Retaining Premier League status is therefore vital to Palace, particularly as the club wants to redevelop Selhurst Park and increase its capacity from 25,500 to 33,000. Palace have only ever averaged more than 30,000 once for home games, in their debut top flight campaign in 1969-70 (average 30,167). At present, they have a stadium utilisation rate of almost 100%, their average in 2018-19 was 25,455. Matchdays contribute around 9% of revenues, with commercial activity accounting for 11%.
Palace’s profit for the season is a turnaround from 2017-18 when they made a loss of £ 34.6 million. Aware of tip-toeing into Financial Fair Play trouble, the club has used the proceeds from the sale of full back Aaron Wan-Bissaka to Manchester United for £ 50 million to stave off another loss and also service existing bank debt. This allowed the club to book a £ 46 million profit on player trading, one of the highest in the Premier and bettered only by Chelsea and Leicester City.
Given Palace’s need to sell their top talent, despite Chairman Steve Parish’s hope that they can hold onto their best players, the next likely departure is Wilfried Zaha, who is valued at around £ 70 million. He’s under contract until June 2023, but interested clubs are already circling the 27 year-old and his agent, Pinhas Zahavi.
Player wages continue to rise at Palace and climbed to £ 119.3 million in 2018-19, representing 77% of income, the lowest since 2014-15, but only marginally less than the past few years. This remains one of the worst ratios in the Premier, making Palace vulnerable to a liquidity crisis. The club’s wage bill is the 10th highest in the division but only 35% of Manchester United’s £ 336 million.
While Palace declare in their financial review the club has no external debt, that claim is now incorrect as the coronavirus lockdown has prompted them to take on some debt to ensure they can remain liquid during the crisis. This is logical given the plans for the stadium, which have already been delayed, are expected to cost up to £ 100 million with completion currently aimed for the summer of 2023. The club needs to buy some of the properties in the surrounding area and the project has to meet with Section 106 requirements which means Palace have to make improvements to the local community.
The club envisages the new-look Selhurst will create a big upturn in non-media revenues and elevate the status of Crystal Palace. The establishment of a new academy will also attempt to tap-into a rich vein of football talent that circulates the London area.
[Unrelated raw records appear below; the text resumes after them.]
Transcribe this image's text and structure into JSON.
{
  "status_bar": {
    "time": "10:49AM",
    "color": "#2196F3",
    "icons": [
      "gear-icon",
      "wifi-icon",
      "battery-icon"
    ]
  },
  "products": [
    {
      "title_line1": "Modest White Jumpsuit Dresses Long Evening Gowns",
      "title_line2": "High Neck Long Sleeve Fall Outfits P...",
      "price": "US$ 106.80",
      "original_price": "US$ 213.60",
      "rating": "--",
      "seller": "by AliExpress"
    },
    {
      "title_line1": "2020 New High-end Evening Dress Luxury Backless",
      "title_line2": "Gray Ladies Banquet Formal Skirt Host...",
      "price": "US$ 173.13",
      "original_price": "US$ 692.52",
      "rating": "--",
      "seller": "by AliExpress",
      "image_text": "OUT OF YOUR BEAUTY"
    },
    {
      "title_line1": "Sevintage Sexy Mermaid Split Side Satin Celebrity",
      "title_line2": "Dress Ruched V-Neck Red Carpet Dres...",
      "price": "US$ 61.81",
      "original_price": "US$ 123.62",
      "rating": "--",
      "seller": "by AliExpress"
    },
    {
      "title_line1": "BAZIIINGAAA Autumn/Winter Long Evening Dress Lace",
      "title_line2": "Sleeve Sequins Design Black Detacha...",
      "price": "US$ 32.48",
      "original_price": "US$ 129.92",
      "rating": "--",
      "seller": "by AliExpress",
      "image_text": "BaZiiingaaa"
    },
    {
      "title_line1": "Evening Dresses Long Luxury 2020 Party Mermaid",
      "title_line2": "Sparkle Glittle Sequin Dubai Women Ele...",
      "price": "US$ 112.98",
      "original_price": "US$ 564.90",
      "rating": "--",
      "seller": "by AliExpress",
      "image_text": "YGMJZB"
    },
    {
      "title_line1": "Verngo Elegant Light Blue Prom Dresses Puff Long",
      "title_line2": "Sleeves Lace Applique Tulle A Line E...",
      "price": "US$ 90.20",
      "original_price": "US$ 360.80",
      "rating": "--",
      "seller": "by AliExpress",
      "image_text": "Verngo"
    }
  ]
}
And what of the immediate future for the club? At the tail-end of 2019, Palace were allegedly being “hawked for sale” with an asking price of more than £ 200 million. Furthermore, the prospectus calculated the club could be worth up to £ 700 million within five years. That’s all gone very quiet, unsurprisingly, but when football resumes, the rumours will surely return. In the meantime, Palace – who look secure for another Premier season in 2020-21 – continue to make progress.